Blood gushed in a black torrent; brain matter slumped down the commander's cheek. I felt something tug at my left side and spun back, sword hilt gripped, ready.
The commander's right hand had not stopped. It lunged.
'How is it still alive?' I thought as the thing screamed and charged. I bounded back; the creature slammed to the ground with a bone-ringing crash, and the earth cracked under its weight. I kicked off the floor and vaulted skyward, aiming to clear its follow-up.
'what the f**k is that?' I thought, eyes wide.
On the commander's back, something small but human-sized had grown — a slim upper body fused to the corpse. Burned flesh, sharklike jaw, red eyes. Its long blade fingers burrowed into the larger form, pulling life from it as if the two shared one heart.
It fixed me with that eyeless stare and screamed. The sound ripped the air; I landed far from the wrecked commander.
'I was wondering how was he looking around. Without eyes. Man, I should have pierced it's chest instead.' I thought, annoyed by the missed chance.
The ground vibrated harder. More undead surged from the dust; then another Corpse Commander emerged, then another—five more, each heralded by swarms of lesser dead.
The wounded commander drove both hands into the earth and tore a chunk free. With a guttural roar, it tore free a massive slab of earth—an uneven boulder nearly ten meters across.
'I'm done checking stuff.' I thought, fingers tightening on my sword as the giant rock arced toward me.
'The crowd is here. It's time.' I planted my feet and, with a single, fluid motion, drew the blade from my lower left to a right-upward diagonal, sending a massive wind slash slicing through the incoming boulder.

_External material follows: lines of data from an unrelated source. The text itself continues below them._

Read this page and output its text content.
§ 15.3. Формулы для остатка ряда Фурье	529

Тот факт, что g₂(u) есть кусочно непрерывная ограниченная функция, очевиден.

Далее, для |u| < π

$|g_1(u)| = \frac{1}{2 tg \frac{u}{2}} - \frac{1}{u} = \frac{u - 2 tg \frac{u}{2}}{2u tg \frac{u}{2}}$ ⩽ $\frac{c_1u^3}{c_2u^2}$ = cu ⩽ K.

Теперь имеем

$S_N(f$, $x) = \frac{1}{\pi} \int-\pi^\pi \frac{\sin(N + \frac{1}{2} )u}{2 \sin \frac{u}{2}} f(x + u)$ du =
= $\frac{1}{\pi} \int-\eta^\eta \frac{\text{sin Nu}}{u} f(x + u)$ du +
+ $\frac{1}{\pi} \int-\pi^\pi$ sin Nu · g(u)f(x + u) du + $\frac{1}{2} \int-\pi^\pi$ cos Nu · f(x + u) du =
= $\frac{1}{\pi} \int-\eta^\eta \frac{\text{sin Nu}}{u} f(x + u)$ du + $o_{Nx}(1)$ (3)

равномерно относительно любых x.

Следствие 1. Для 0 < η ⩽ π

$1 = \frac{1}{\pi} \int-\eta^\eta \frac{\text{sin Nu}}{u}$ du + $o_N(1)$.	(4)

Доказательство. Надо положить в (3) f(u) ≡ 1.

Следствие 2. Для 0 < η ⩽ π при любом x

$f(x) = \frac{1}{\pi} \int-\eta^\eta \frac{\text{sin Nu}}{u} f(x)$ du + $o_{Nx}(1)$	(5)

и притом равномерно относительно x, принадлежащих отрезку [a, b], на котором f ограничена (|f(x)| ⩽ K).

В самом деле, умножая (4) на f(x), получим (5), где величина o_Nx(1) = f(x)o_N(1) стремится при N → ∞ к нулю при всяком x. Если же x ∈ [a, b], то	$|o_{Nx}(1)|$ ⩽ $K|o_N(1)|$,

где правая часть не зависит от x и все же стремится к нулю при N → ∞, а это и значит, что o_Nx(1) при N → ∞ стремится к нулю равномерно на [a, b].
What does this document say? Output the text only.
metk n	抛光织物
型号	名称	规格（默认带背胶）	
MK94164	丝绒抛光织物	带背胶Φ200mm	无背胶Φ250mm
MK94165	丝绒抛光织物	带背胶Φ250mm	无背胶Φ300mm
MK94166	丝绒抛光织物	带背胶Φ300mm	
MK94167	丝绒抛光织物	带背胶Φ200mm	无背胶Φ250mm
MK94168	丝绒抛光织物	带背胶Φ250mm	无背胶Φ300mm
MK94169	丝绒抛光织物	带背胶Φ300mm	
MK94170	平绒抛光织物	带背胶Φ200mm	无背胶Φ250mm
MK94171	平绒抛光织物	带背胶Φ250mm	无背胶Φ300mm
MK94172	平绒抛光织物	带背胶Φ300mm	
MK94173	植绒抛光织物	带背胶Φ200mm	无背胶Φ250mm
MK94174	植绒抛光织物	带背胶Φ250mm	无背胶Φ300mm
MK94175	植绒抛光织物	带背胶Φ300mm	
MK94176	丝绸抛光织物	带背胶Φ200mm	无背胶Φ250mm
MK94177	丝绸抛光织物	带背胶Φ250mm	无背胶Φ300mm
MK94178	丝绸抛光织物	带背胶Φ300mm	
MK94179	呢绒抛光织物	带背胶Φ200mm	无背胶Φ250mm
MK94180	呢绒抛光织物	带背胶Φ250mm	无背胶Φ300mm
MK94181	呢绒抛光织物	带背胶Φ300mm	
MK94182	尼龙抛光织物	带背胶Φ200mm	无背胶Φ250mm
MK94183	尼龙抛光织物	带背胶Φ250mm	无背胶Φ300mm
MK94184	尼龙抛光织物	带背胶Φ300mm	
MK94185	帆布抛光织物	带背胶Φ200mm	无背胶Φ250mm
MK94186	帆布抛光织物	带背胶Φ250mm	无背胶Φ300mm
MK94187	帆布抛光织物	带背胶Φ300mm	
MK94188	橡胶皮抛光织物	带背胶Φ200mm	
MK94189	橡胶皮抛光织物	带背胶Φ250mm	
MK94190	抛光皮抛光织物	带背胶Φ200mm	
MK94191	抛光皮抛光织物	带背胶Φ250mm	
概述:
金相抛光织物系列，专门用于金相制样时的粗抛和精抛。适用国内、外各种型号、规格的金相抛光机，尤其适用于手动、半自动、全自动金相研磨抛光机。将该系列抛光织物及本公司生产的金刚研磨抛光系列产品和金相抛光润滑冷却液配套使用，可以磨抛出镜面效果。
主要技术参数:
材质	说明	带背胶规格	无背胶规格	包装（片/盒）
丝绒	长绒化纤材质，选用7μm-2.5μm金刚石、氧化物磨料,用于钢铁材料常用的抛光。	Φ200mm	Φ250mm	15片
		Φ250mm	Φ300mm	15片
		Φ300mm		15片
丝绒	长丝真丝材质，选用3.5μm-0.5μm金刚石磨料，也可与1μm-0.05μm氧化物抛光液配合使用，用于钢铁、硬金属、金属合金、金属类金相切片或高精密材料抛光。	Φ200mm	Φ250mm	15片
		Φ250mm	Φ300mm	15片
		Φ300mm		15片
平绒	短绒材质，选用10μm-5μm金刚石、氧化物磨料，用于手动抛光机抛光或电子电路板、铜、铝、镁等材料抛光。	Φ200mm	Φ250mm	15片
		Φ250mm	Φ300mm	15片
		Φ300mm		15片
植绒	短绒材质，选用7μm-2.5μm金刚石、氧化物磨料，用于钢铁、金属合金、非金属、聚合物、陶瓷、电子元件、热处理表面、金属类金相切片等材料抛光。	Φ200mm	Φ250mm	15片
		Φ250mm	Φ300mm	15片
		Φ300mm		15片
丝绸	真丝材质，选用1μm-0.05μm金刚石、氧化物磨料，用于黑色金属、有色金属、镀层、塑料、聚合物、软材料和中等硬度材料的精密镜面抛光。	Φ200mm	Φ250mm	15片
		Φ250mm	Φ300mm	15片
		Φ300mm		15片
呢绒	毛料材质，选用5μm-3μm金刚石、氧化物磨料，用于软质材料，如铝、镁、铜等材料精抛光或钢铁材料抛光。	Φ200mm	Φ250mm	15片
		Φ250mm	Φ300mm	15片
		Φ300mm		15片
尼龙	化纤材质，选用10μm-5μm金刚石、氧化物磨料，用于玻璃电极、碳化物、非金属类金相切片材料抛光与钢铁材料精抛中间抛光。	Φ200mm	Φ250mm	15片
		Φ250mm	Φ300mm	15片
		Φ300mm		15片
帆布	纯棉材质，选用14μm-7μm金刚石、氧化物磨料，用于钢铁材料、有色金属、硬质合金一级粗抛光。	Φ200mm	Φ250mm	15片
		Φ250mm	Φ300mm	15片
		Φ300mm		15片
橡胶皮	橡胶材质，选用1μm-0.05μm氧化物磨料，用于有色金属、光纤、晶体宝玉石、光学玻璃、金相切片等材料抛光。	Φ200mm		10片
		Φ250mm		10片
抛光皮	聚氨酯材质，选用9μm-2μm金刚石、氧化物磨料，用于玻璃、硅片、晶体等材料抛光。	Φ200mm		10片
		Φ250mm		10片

The wind-cut split the rock cleanly into two slabs that fanned out to my left and right, then surged forward like a great scythe. It slammed into the commander, who tried to stop it with both arms. The blade pressed on, sawing through bone armor and cleaving undead ranks in its path, leaving a trail of ragged corpses and shredded gear.
When the dust cleared, only feet and a half-diagonal torso of the commander remained standing.
The remaining undead and the battered corpse commander froze for a heartbeat, stunned by what they had witnessed. Then, as if roused from that moment of dread, they began their advance once more—shambling, crawling, and charging with renewed fury.
A smile crept across my face.
'It's time for beast mode.'
to be continued…
[Corpse Commander ]
[ Rare Evolution ]
Blight Maws (Zombie Evolution) are massive undead that lumber forward without awareness, devouring anything in their path. Too mindless to care, they even trample over lesser undead as they move. Driven by hunger, they consume anything before them, including ghouls.
Feral Fiends (Ghoul Evolution), however, do not take kindly to this. When the ghouls under their control are devoured, they lash out, resulting in brutal clashes with Blight Maws. These battles are always to the death, with no certain victor.
Yet, on rare occasions, when a Blight Maw attempts to devour a Feral Fiend, the Fiend's instincts and parasitic control overpower the Maw's body. The two merge into a new form: the Corpse Commander. This evolution sacrifices the Maw's endless devouring ability in exchange for a powerful, durable body and the ability to command other undead.